Como nos comenta Scott Noelle, autor de The Daily Groove en su reflexión"Validación Implícita":
Se dice mucho acerca de la importancia de validar los sentimientos de los niños - decirles que está bien sentirse de la manera en la que se sienten.
De lo que rara vez somos conscientes es de que los niños saben de manera innata que sus sentimientos son válidos, por lo que no necesitan validación a menos de que hayan sido previamente INvalidados.

Cuando el sentido inherente de valor del niño está intacto, quien se beneficia realmente de la validación explícita es el adulto cuyos sentimientos fueron invalidados durante su infancia.

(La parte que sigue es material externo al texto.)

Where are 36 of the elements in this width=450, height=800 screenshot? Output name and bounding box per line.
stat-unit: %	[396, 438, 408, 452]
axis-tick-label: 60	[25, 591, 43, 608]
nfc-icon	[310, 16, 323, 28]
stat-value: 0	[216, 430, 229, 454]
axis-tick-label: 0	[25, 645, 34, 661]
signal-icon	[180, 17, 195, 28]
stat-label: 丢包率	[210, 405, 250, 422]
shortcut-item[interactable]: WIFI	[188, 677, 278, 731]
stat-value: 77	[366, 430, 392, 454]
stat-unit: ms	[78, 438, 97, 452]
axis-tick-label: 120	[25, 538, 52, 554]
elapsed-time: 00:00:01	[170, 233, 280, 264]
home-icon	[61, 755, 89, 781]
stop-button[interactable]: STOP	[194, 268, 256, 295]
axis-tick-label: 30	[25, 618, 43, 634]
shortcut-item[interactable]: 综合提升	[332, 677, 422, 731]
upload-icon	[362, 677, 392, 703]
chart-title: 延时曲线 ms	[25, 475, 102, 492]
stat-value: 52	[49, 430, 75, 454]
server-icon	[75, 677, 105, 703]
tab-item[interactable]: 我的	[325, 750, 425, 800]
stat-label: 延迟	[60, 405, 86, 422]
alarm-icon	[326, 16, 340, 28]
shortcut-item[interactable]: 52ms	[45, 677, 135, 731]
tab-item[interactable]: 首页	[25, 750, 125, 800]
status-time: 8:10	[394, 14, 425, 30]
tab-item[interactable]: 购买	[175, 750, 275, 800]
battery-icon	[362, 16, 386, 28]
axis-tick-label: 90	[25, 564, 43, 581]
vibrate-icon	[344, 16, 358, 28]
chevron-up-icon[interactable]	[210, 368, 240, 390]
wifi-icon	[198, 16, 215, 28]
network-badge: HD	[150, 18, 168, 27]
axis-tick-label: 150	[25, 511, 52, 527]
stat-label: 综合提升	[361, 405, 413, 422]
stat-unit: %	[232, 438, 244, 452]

Los niños obtienen mayores beneficios de la validación implícita, la cual es expresada mucho más poderosamente cuando estamos dispuestos a estar completamente presentes con ellos mientras transitan a través de sus emociones.
No son necesarias las palabras para validar implícitamente. Nunca necesitamos decir "Está bien estar feliz", simplemente sabemos que está bien. ¿Entonces para qué decir "Está bien estar triste, enojado, etc. sabiendo que las emociones "negativas" son tan válidas como las "positivas"?

Seguro que se nos hará más fácil permanecer presentes en el momento, si mantenemos en mente la siguiente reflexión: Los niños que tienen sentimientos fuertes, han sido bendecidos con una fuerte Guía Interior.